We set off immediately for Antigua to provision and do some quick repairs. When we got there, I had a crash course on roasting lamb legs from Paul's sister, as this ability was essential to anyone working for Paul. Then I spent over a thousand dollars buying enough food and drink for eight people for a week, and off we set to collect our guests way down south in St. Lucia. The weather wasn't ideal, and more importantly, it was a Friday. There's a well-known sailor's superstition that says, "Never leave on a Friday", but we were both too young to respect the old superstitions. December in the Leeward Islands brings the Christmas Winds, which though mild and pleasant on the beaches, blow all the way from Africa. In the spaces between islands they tend to blow up some enormous seas. I'd never seen waves higher than the top of any sailboat's mast before, and while it was thrilling to surf up and down the huge rolling waves, every-so-often, an unexpected wave would come at odds to the rest and dump freezing bathtubs of water over the open cockpit. There was no auto-pilot, so one of us had to physically steer at all times, which meant that whoever was on the helm was completely drenched at odd intervals through the entire time we sailed.
About three hours out, the lights of English Harbour were almost below the horizon on our stern and the luminescent glow of Guadeloupe was growing ahead of us, the sea was big, but not too choppy. That's when the rain started. We hadn't had time to appreciate that fully when the steering gave out with a loud bang. Paul swore in the colorful way only a Kiwi can, but he kept his cool. He did a great job of managing my panic before it started, and gave me a job to do standing watch and coiling lines as we were tossed around like a cork. Meanwhile he set to work hooking up the emergency steering, a long piece of pipe that hooked directly to the rudder forming a very stiff tiller in the middle of the aft cabin. I kept my mouth shut. I don't think I let on that I didn't know sailing yachts had emergency steering systems. Paul gave quiet orders and I tried my best to follow them. There was no time to mess about or panic.
Paul wasn't tall enough to steer with the emergency tiller and see where we were going, so I had to stand on the tiller and poke my head out the aft hatch. Paul stayed on deck to manage the sails. The wind blew and stung my face all night, and it was so hard to steer with the strong current pushing against the rudder. I've never been so tired as when we finally pulled into Falmouth Harbour and anchored way out near the entrance where we wouldn't have to steer to fine a course. I don't remember the couple of hours of sleep I got that morning before the repairs and airing out of the boat began. Now we'd have to eliminate an overnight stop that had been planned on the way to St. Vincent, and that was IF we successfully got the repairs and now the laundry all done in time at all.

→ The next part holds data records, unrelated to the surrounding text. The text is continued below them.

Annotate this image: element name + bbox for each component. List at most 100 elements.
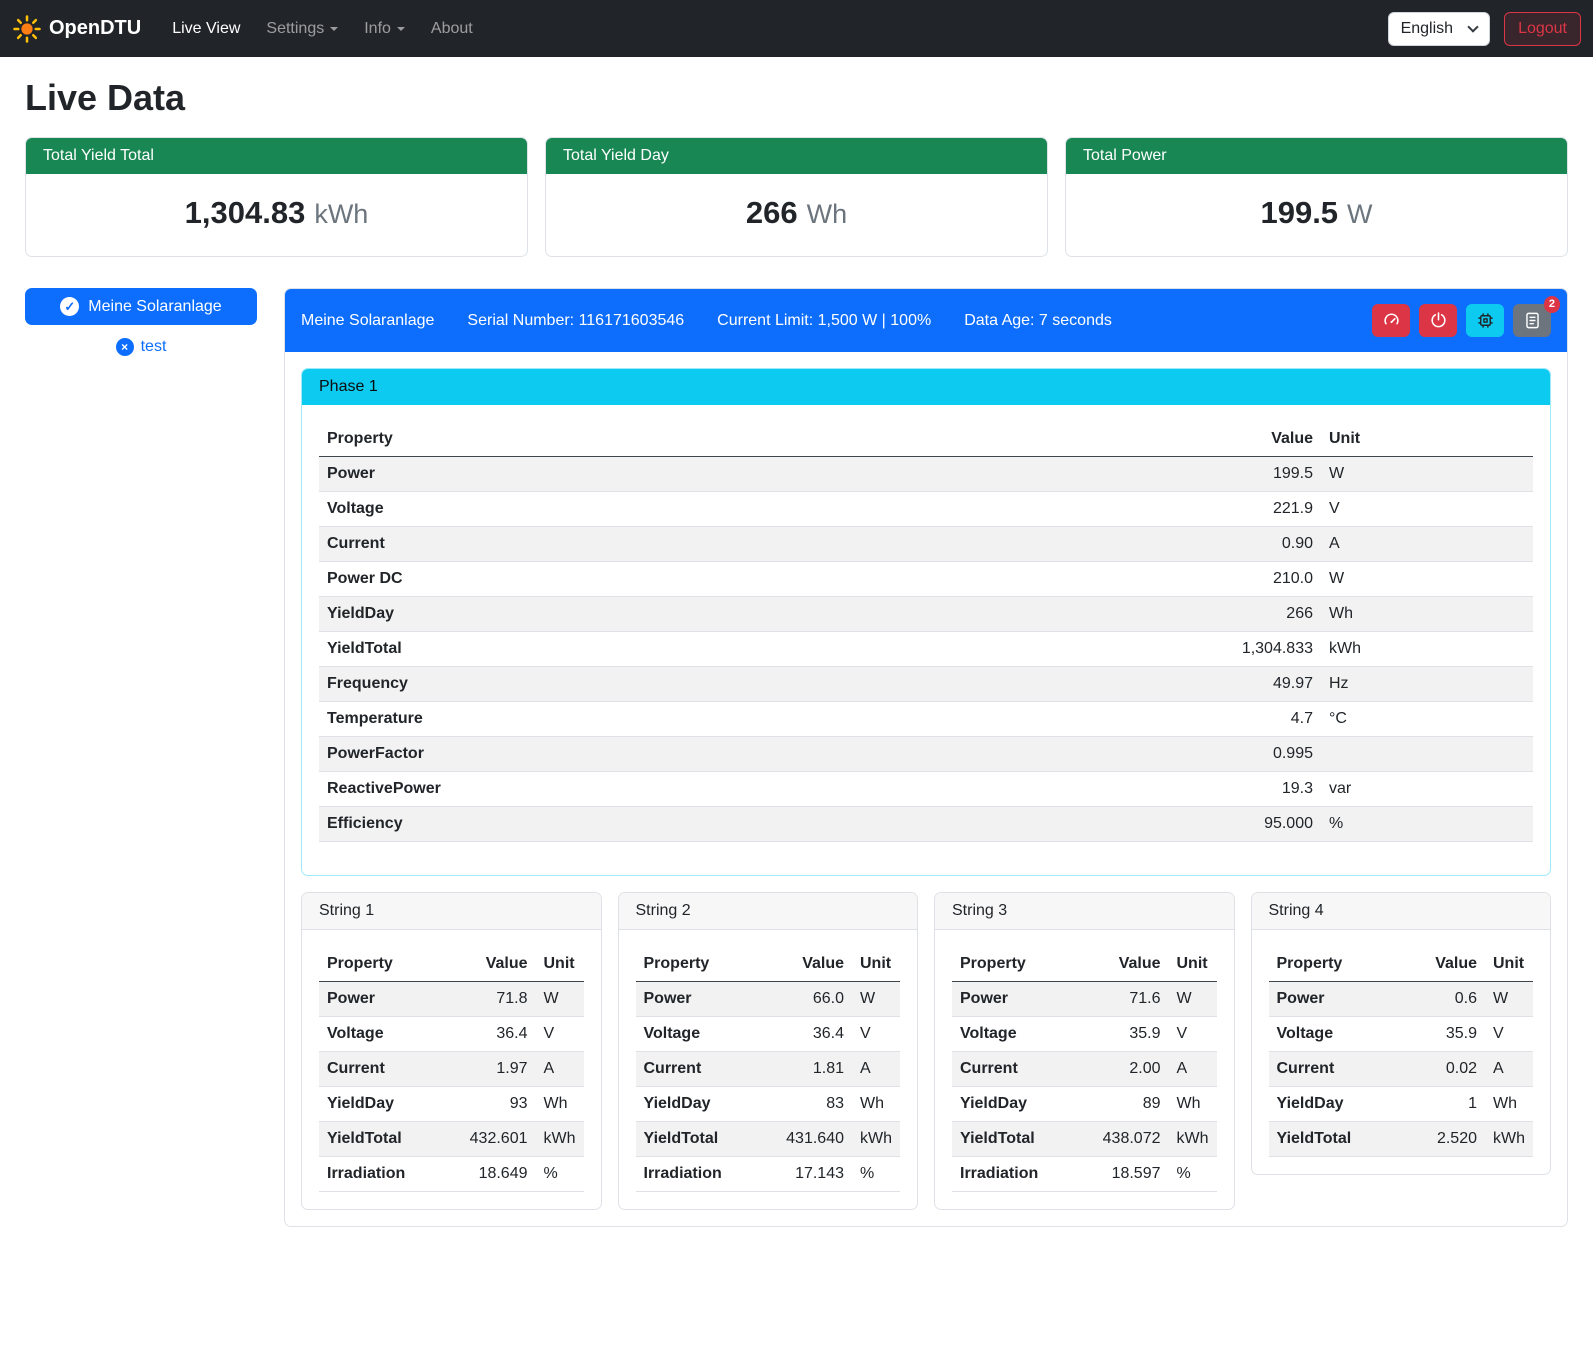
property-cell: Voltage	[952, 1017, 1091, 1052]
limit-settings-button[interactable]	[1372, 304, 1410, 337]
unit-cell: Wh	[1169, 1087, 1217, 1122]
property-cell: Power	[319, 982, 458, 1017]
unit-column-header: Unit	[536, 947, 584, 982]
string-body: Property Value Unit Power71.8WVoltage36.…	[302, 930, 601, 1209]
unit-cell: Wh	[536, 1087, 584, 1122]
value-cell: 18.649	[458, 1157, 536, 1192]
table-row: Power71.8W	[319, 982, 584, 1017]
power-button[interactable]	[1419, 304, 1457, 337]
unit-cell: kWh	[536, 1122, 584, 1157]
property-cell: ReactivePower	[319, 772, 1201, 807]
logout-button[interactable]: Logout	[1504, 12, 1581, 46]
page-title: Live Data	[25, 77, 1568, 119]
nav-settings-label: Settings	[266, 20, 324, 38]
unit-cell: A	[1169, 1052, 1217, 1087]
table-row: Efficiency95.000%	[319, 807, 1533, 842]
string-1-card: String 1 Property Value Unit	[301, 892, 602, 1210]
value-cell: 71.8	[458, 982, 536, 1017]
x-circle-icon: ×	[116, 338, 134, 356]
unit-cell: kWh	[1321, 632, 1533, 667]
nav-live-view[interactable]: Live View	[164, 12, 248, 46]
string-2-table: Property Value Unit Power66.0WVoltage36.…	[636, 947, 901, 1192]
property-cell: YieldTotal	[1269, 1122, 1408, 1157]
nav-about[interactable]: About	[423, 12, 481, 46]
total-yield-total-card: Total Yield Total 1,304.83 kWh	[25, 137, 528, 257]
value-cell: 438.072	[1091, 1122, 1169, 1157]
property-cell: Irradiation	[636, 1157, 775, 1192]
inverter-item-test[interactable]: × test	[25, 338, 257, 356]
property-cell: Irradiation	[952, 1157, 1091, 1192]
property-cell: YieldDay	[636, 1087, 775, 1122]
power-icon	[1429, 311, 1448, 330]
unit-cell: A	[1321, 527, 1533, 562]
nav-settings[interactable]: Settings	[258, 12, 346, 46]
table-row: Current0.90A	[319, 527, 1533, 562]
table-row: Power66.0W	[636, 982, 901, 1017]
eventlog-button[interactable]: 2	[1513, 304, 1551, 337]
table-row: Power0.6W	[1269, 982, 1534, 1017]
value-cell: 0.02	[1407, 1052, 1485, 1087]
value-cell: 4.7	[1201, 702, 1321, 737]
property-cell: Power	[1269, 982, 1408, 1017]
value-column-header: Value	[774, 947, 852, 982]
property-column-header: Property	[319, 422, 1201, 457]
table-row: YieldDay1Wh	[1269, 1087, 1534, 1122]
table-row: YieldTotal438.072kWh	[952, 1122, 1217, 1157]
unit-cell: A	[536, 1052, 584, 1087]
unit-cell: %	[1321, 807, 1533, 842]
nav-info[interactable]: Info	[356, 12, 413, 46]
string-3-table: Property Value Unit Power71.6WVoltage35.…	[952, 947, 1217, 1192]
language-select[interactable]: English	[1388, 12, 1490, 46]
brand[interactable]: OpenDTU	[12, 14, 141, 44]
table-row: Power199.5W	[319, 457, 1533, 492]
property-column-header: Property	[952, 947, 1091, 982]
value-cell: 1	[1407, 1087, 1485, 1122]
inverter-select-button[interactable]: ✓ Meine Solaranlage	[25, 288, 257, 325]
chevron-down-icon	[397, 27, 405, 31]
table-row: PowerFactor0.995	[319, 737, 1533, 772]
language-select-value: English	[1401, 20, 1453, 38]
value-cell: 66.0	[774, 982, 852, 1017]
device-info-button[interactable]	[1466, 304, 1504, 337]
unit-cell: V	[1321, 492, 1533, 527]
unit-cell: W	[536, 982, 584, 1017]
card-title: Total Yield Total	[26, 138, 527, 174]
property-cell: Voltage	[319, 492, 1201, 527]
value-cell: 36.4	[774, 1017, 852, 1052]
table-row: Voltage36.4V	[636, 1017, 901, 1052]
card-value: 266	[746, 195, 798, 231]
inverter-panel: Meine Solaranlage Serial Number: 1161716…	[284, 288, 1568, 1227]
value-cell: 71.6	[1091, 982, 1169, 1017]
property-column-header: Property	[1269, 947, 1408, 982]
property-cell: PowerFactor	[319, 737, 1201, 772]
unit-cell: A	[852, 1052, 900, 1087]
string-body: Property Value Unit Power71.6WVoltage35.…	[935, 930, 1234, 1209]
unit-cell: V	[1485, 1017, 1533, 1052]
table-row: Voltage221.9V	[319, 492, 1533, 527]
value-cell: 1.97	[458, 1052, 536, 1087]
property-cell: YieldDay	[319, 1087, 458, 1122]
table-header-row: Property Value Unit	[319, 947, 584, 982]
property-cell: YieldDay	[1269, 1087, 1408, 1122]
summary-cards-row: Total Yield Total 1,304.83 kWh Total Yie…	[25, 137, 1568, 257]
brand-name: OpenDTU	[49, 17, 141, 40]
property-cell: Voltage	[636, 1017, 775, 1052]
value-cell: 18.597	[1091, 1157, 1169, 1192]
property-cell: Power	[636, 982, 775, 1017]
unit-column-header: Unit	[1169, 947, 1217, 982]
value-cell: 2.00	[1091, 1052, 1169, 1087]
top-navbar: OpenDTU Live View Settings Info About En…	[0, 0, 1593, 57]
string-2-card: String 2 Property Value Unit	[618, 892, 919, 1210]
unit-cell: V	[1169, 1017, 1217, 1052]
value-cell: 1.81	[774, 1052, 852, 1087]
inverter-panel-header: Meine Solaranlage Serial Number: 1161716…	[285, 289, 1567, 352]
inverter-test-label: test	[141, 338, 167, 356]
property-cell: Efficiency	[319, 807, 1201, 842]
string-1-table: Property Value Unit Power71.8WVoltage36.…	[319, 947, 584, 1192]
table-row: Frequency49.97Hz	[319, 667, 1533, 702]
unit-cell: %	[1169, 1157, 1217, 1192]
card-unit: kWh	[314, 199, 368, 230]
value-cell: 432.601	[458, 1122, 536, 1157]
table-row: YieldDay83Wh	[636, 1087, 901, 1122]
unit-cell: kWh	[1169, 1122, 1217, 1157]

I didn't think about how hard I had to work on that trip, or even on that boat for the next six months. The boat was old, and the anchor windlass didn't work, so I was expected to pull the anchor by hand. We somehow managed to get to St. Vincent on time, and to get all the bunks dry and the boat cleaned up before the guests arrived, but I can't remember how. The American family who joined us that Christmas were delightful. They had never been sailing before, had never seen brownies or bread made "from scratch", and they genuinely wanted to learn to sail. Paul turned out to be a great host and teacher. Even after our first day at sea with the guests on board, we crossed those big seas brought by the Christmas winds and they all felt sick, but they trusted us completely and their determination to have a good time made it all worth while for me too.